# Graph theory on "House of Santa Claus"

The “House of Santa Clause” is a famous german drawing game and riddle. My grandfather introduced it to me when I was a little child. Its task is to draw a “house” with exactly 8 lines without drawing a line twice. The drawing is accompanied by the simultaneously spoken rhyme of 8 syllables: “This is the house of San-ta Claus”, or in the german original “Das ist das Haus vom Ni-ko-laus”.

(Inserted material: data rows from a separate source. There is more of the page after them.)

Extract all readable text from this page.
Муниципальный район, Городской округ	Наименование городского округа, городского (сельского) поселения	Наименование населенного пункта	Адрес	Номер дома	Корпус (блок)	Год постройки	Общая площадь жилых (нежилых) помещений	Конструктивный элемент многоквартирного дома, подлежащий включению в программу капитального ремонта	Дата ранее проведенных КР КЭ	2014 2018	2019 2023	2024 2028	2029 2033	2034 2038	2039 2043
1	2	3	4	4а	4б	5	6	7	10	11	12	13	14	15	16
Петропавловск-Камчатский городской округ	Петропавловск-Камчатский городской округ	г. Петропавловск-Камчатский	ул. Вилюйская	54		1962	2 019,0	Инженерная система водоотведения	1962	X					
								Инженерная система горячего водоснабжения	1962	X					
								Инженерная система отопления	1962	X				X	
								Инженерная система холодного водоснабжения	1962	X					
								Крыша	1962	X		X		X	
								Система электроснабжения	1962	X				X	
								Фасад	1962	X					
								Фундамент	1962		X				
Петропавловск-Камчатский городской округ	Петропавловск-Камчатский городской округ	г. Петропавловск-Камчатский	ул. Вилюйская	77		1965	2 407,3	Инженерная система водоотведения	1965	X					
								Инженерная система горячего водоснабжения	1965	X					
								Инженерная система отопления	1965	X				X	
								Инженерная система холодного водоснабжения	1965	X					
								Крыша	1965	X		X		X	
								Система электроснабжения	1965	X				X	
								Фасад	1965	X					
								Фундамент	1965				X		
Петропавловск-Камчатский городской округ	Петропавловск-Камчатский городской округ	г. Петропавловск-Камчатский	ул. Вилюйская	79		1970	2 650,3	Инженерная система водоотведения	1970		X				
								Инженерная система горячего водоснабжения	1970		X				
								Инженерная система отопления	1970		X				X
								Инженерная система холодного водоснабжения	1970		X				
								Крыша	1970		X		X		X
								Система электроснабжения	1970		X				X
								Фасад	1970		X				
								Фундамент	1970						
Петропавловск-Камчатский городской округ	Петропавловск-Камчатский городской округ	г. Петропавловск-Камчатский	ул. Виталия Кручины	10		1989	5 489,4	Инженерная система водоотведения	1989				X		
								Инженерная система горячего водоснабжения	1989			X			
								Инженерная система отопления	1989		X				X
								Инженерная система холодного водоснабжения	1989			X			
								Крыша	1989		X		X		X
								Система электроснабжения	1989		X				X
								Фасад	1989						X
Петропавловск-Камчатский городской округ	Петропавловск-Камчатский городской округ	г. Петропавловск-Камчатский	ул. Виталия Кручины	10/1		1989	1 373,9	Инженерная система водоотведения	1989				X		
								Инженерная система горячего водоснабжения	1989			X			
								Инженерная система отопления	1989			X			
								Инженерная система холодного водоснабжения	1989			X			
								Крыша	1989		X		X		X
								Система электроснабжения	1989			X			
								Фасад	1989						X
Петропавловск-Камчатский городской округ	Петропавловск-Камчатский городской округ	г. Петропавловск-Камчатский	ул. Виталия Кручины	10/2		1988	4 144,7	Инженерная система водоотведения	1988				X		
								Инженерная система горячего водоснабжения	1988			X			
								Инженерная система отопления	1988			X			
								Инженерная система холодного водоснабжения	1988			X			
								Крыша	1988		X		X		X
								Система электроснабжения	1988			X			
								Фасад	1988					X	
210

*Fig. 1: A solution of Santa’s House by SoylentGreen CC BY-SA 3.0*

The problem of “House of Santa Claus” can be modeled with graph theory. A graph is a mathematical structure, which models pairwise relations between objects. The objects are called vertices or nodes which are connected by edges or lines. Santa’s house has 5 nodes and 8 edges. The graph is *undirected* as there is no given direction between two nodes connected by an edge. However, when trying to find solutions to Santa’s house, you quickly find out that you have to start at the lower left node and end at the lower right one. More specifically, the problem of “House of Santa Claus” it is an *Eulerian path* problem where we want to find a path in a finite graph which visits every edge exactly once. When discussing the problem of the Seven Bridges of Königsberg in 1736, Euler found out that an Eulerian path exists for graphs with exactly zero or two nodes having an odd degree. The degree of a node is its number of edges. If a graph has zero nodes with odd degree, the starting node will be the ending node, and is therefore called *Eulerian cycle*. Santa’s house has two nodes with degree of 3 (node 1 and 2) and the Eulerian path must start and end at them.